More on AGI's chutzpah


From the NY Times:

A.I.G. is weighing whether to join the lawsuit, filed by Mr. Greenberg’s investment firm, Starr International Company. A.I.G. most likely will not end up joining forces with Mr. Greenberg, but, as a duty to shareholders, it has to at least give his suit a thorough assessment.

One of Starr International’s major arguments is that A.I.G.’s bailout terms were far tougher than those granted to other large financial firms. But A.I.G.’s cash needs and internal failings were in many ways far more serious than those of other institutions. In fact, the company was in such dire straits after the rescue that the government chose to loosen the terms of its aid.
The concessions were considerable.
In early 2009, the Federal Reserve cut the interest rate on a big loan to A.I.G. At the time, the company said that would save it $1 billion a year in interest.
The Treasury Department made another favorable change.
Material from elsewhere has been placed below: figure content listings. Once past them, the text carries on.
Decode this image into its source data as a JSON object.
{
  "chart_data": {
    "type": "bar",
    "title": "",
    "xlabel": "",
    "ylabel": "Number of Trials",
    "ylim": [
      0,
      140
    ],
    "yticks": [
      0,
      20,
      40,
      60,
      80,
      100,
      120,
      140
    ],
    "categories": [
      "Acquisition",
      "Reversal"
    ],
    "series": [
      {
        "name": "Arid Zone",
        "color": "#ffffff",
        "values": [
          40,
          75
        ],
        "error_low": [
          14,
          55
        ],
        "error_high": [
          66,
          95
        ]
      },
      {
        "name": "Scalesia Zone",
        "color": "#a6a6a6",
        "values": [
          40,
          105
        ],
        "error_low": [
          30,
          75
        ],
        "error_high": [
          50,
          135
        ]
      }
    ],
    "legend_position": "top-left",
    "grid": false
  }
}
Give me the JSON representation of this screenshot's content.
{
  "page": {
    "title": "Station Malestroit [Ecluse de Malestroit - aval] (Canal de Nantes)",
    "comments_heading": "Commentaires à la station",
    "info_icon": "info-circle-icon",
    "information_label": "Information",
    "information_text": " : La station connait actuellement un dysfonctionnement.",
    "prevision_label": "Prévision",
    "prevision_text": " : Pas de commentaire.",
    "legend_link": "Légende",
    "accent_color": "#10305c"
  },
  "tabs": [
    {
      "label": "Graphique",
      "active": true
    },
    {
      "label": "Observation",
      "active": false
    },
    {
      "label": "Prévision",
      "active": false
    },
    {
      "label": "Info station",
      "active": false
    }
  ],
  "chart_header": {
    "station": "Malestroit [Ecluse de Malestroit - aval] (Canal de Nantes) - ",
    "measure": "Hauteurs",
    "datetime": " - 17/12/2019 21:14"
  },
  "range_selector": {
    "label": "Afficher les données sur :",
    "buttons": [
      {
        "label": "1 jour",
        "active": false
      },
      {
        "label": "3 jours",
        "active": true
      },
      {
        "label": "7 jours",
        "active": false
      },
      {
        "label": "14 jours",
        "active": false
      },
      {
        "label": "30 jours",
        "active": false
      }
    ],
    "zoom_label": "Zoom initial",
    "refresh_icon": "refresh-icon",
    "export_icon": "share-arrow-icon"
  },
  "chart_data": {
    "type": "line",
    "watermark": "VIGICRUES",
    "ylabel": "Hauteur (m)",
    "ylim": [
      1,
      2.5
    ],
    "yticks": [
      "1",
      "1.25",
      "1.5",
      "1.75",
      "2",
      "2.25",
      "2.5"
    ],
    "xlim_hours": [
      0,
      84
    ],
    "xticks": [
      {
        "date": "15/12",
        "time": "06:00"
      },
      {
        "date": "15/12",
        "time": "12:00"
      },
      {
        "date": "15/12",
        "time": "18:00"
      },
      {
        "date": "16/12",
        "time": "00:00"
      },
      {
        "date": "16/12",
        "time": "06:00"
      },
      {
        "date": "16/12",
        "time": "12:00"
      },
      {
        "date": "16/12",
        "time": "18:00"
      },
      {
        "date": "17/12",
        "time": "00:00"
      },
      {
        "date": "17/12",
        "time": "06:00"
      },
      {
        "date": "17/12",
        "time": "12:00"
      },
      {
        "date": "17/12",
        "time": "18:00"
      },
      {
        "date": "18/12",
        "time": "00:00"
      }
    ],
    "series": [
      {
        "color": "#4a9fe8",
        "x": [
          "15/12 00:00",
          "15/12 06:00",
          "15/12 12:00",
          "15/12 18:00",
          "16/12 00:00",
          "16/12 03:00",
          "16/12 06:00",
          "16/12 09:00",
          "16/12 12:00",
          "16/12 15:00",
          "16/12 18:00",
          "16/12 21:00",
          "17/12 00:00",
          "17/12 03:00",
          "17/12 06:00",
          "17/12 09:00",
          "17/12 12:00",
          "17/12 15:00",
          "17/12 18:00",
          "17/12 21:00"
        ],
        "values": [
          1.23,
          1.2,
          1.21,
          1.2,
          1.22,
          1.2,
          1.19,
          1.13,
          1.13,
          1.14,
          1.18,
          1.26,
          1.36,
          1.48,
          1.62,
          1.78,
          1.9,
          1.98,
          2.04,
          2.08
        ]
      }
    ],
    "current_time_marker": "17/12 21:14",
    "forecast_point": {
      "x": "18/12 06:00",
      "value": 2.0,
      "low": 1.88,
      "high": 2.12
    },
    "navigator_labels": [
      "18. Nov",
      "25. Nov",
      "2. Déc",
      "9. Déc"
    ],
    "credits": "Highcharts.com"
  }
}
It exchanged $40 billion of preferred shares for new ones that effectively paid no cash dividends to taxpayers. If it had paid the originally agreed 10 percent dividend on all these and other preferred shares, the insurer would have paid roughly $20 billion from the beginning of 2009 to the end 2012.
Instead, the preferred shares were converted into common stock, which the government later sold. The Treasury Department made a $5 billion return on its investments.
The government could have made more, if it had chosen to.

Greenberg is the former chairman of the company.

Story.

Duty to stockholders? How about, duty to the country? And where's the humility about contributing to a financial disaster whose effects we're all still feeling?